We work with many large, global organizations as they move toward more integrated operating models. One of the key levers in creating real connections across business units, regions, and functions is the redesign of the executive team.
It is perfectly appropriate for members of an executive team overseeing a fairly unconnected and autonomous business portfolio to come to the table as representatives of their component of the business. They roll-up and report-out results. A few strategic and holistic decisions are worked through together, but it is often clear that the CEO makes the decisions with a small kitchen cabinet. The executive team may discuss options and trade-offs, but in the background, a hub-and-spoke dynamic between the CEO and individual executives is where the real decisions are made.
Once you determine that you are running an integrated company, however, all members of the executive team have to model the enterprise-level, critical thinking that adds value across the company portfolio. Each one has to come to the table as though he or she were sitting in the CEO’s chair. When this happens the company sees a number of benefits:
- Diversity of perspective in a multi-dimensional organization with a complex strategy leads to higher quality decisions. The quality of the perspectives and the quality of the decision process are important, of course, but the first step is to get the right voices around the table.
- The behavior of the executive team sets the tone for the next layers of management. How can functional, business unit, and regional leaders be expected to model effective collaboration at their respective levels if they don’t see it above?

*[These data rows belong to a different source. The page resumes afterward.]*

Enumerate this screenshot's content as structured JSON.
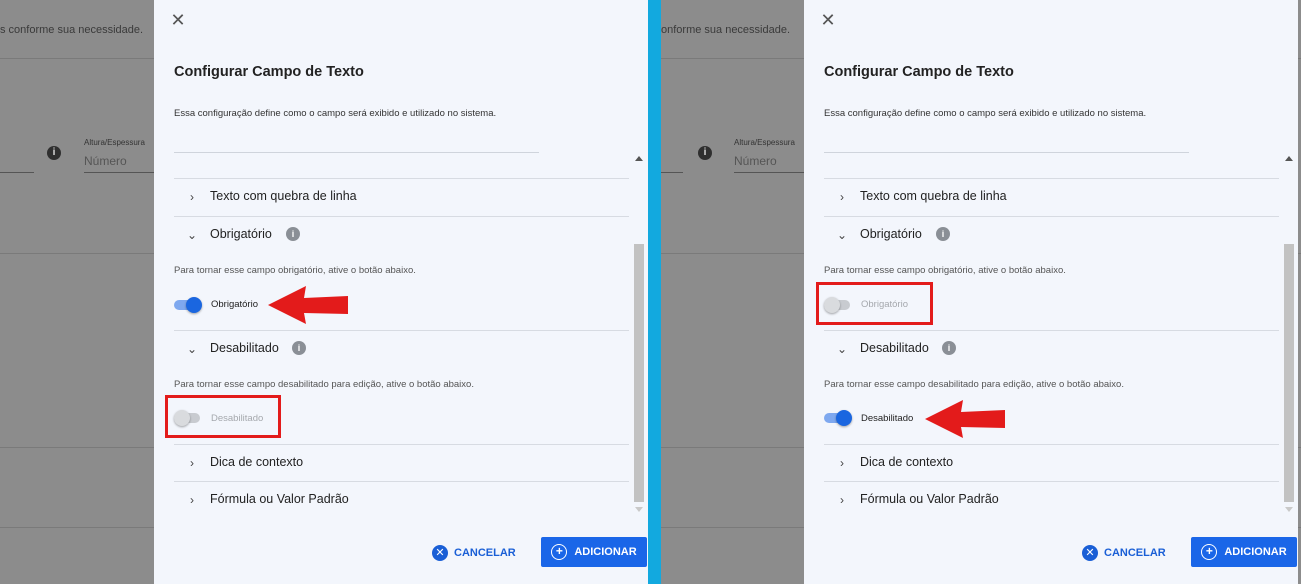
{
  "background": {
    "hint_left": "s conforme sua necessidade.",
    "hint_right": "onforme sua necessidade.",
    "field_label": "Altura/Espessura",
    "field_placeholder": "Número"
  },
  "dialog": {
    "title": "Configurar Campo de Texto",
    "subtitle": "Essa configuração define como o campo será exibido e utilizado no sistema.",
    "sections": {
      "line_break": "Texto com quebra de linha",
      "required": "Obrigatório",
      "disabled": "Desabilitado",
      "tooltip": "Dica de contexto",
      "formula": "Fórmula ou Valor Padrão"
    },
    "required_desc": "Para tornar esse campo obrigatório, ative o botão abaixo.",
    "disabled_desc": "Para tornar esse campo desabilitado para edição, ative o botão abaixo.",
    "required_toggle_label": "Obrigatório",
    "disabled_toggle_label": "Desabilitado",
    "cancel_label": "CANCELAR",
    "add_label": "ADICIONAR"
  },
  "left_panel": {
    "required_on": true,
    "disabled_on": false
  },
  "right_panel": {
    "required_on": false,
    "disabled_on": true
  },
  "colors": {
    "accent": "#1a66e8",
    "annotation_red": "#e31b1b",
    "divider": "#12a9df"
  },
  "icons": {
    "close": "close-icon",
    "chevron_right": "chevron-right-icon",
    "chevron_down": "chevron-down-icon",
    "info": "info-icon",
    "cancel": "cancel-circle-icon",
    "add": "add-circle-icon"
  }
}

- Finally, with little “real work” to occupy their time at the enterprise level, executive team members inevitably dig down into their own organizations, meddling in areas best delegated to their teams. Creating a real enterprise agenda lifts up the focus of all levels of management.
Part of our design work is to set up new governance frameworks – to design the right conversations. We start with a clear purpose and outcome for each forum and establish a disciplined cadence and process for meetings. This often means redirecting time to high value/high risk work, such as enterprise strategy, transformation initiatives, business development and acquisitions, portfolio management, and innovation. When operational work is on the agenda, it should be limited to work that isn’t easily delegated down, such as serious corrective actions, problem solving, or people development.
When executive teams learn to work together we see direct and intangible benefits immediately. Practicing a test/learn/iterate process as a team accelerates decision making and execution by building trust and alignment. Destructive leadership behaviors are easier to spot and addressed earlier. Most importantly, transformation cascades into the organization, as teams begin to model the behavior they see from their leaders.